Through the years, I’ve managed to convince a few trout guys to try fly fishing for pike, and guess what, they can’t get enough of it. Early season sight fishing for pike in a shallow bay with a streamer or watching a big pike wallop a popper, well, that’s as good as fishing gets.

I’d rather fly fish for pike than trout, but I can’t fish for pike without driving a 1,000 miles. Even in excellent pike habitat in western Montana, you can blind cast all day without a single hook-up. I used to have decent success for pike on the Flathead River and in Swan Lake and Whitefish Lake, but over-consumption by pike anglers is decimating those populations. On Salmon Lake and Seeley Lake, also productive pike waters, anglers continue to kill the big pike, which may soon lead to stunted populations. We’re already close to having nothing but “hammer handles” in those lakes.

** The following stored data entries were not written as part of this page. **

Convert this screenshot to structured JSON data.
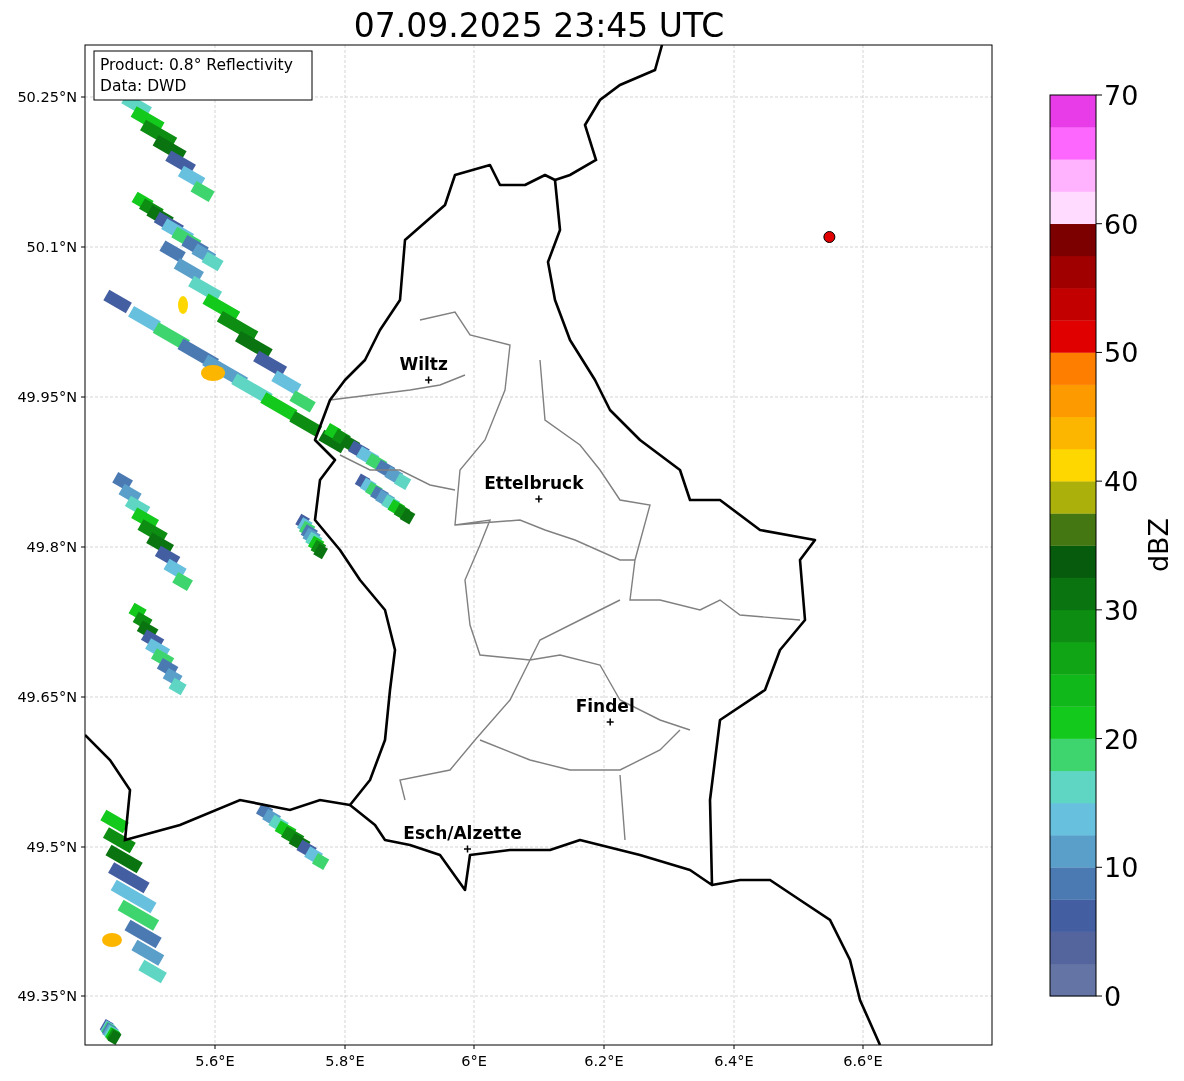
{
  "title": "07.09.2025 23:45 UTC",
  "info_box": [
    "Product: 0.8° Reflectivity",
    "Data: DWD"
  ],
  "y_ticks": [
    "50.25°N",
    "50.1°N",
    "49.95°N",
    "49.8°N",
    "49.65°N",
    "49.5°N",
    "49.35°N"
  ],
  "x_ticks": [
    "5.6°E",
    "5.8°E",
    "6°E",
    "6.2°E",
    "6.4°E",
    "6.6°E"
  ],
  "places": [
    {
      "name": "Wiltz"
    },
    {
      "name": "Ettelbruck"
    },
    {
      "name": "Findel"
    },
    {
      "name": "Esch/Alzette"
    }
  ],
  "colorbar": {
    "label": "dBZ",
    "ticks": [
      "70",
      "60",
      "50",
      "40",
      "30",
      "20",
      "10",
      "0"
    ],
    "bins": [
      {
        "color": "#6474a5"
      },
      {
        "color": "#53659c"
      },
      {
        "color": "#435ea1"
      },
      {
        "color": "#4b7ab3"
      },
      {
        "color": "#5a9fca"
      },
      {
        "color": "#67c1de"
      },
      {
        "color": "#5fd6c4"
      },
      {
        "color": "#3ed56f"
      },
      {
        "color": "#12c91c"
      },
      {
        "color": "#10b81a"
      },
      {
        "color": "#0fa514"
      },
      {
        "color": "#0d8e12"
      },
      {
        "color": "#0a7410"
      },
      {
        "color": "#065c0c"
      },
      {
        "color": "#447711"
      },
      {
        "color": "#acb00a"
      },
      {
        "color": "#fed700"
      },
      {
        "color": "#fdb600"
      },
      {
        "color": "#fd9a00"
      },
      {
        "color": "#fe7e00"
      },
      {
        "color": "#e10000"
      },
      {
        "color": "#c20000"
      },
      {
        "color": "#a10000"
      },
      {
        "color": "#7c0000"
      },
      {
        "color": "#ffdcff"
      },
      {
        "color": "#ffb3ff"
      },
      {
        "color": "#fe67fe"
      },
      {
        "color": "#e83ce8"
      }
    ]
  }
}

Until we see a new attitude among fisheries managers, if we want pike populations and the size of the fish to increase in western Montana, we must voluntarily manage the resource ourselves. Take home a luncher here and there, but carefully release all big pike.

I sympathize with native species biologists. What species do Montana anglers really want? Browns and rainbows, pike and walleye, smallmouth bass, lake whitefish, and lake trout – all non-native species. Meanwhile, many anglers display disinterest at best for native species like bull and cutthroat trout because they aren’t nearly the game fish.

I understand biologists are charged with preserving the greater good, saving as much natural diversity as possible. Their job isn’t to make or keep anglers happy. Nonetheless, they face that political headwind every morning.

I wish we’d never had any illegal introductions of northern pike or smallmouth bass or lake trout, but we did. So, now we deal with the reality.

So, let’s cool the pike bashing. We can’t put that toothpaste back in the tube, so let’s manage this incredible game fish. I find it humorous that biologists fear managing pike because they might create more excitement and enthusiasm (translate: political pressure) for pike fishing. To this, I say, ha! It’s way too late.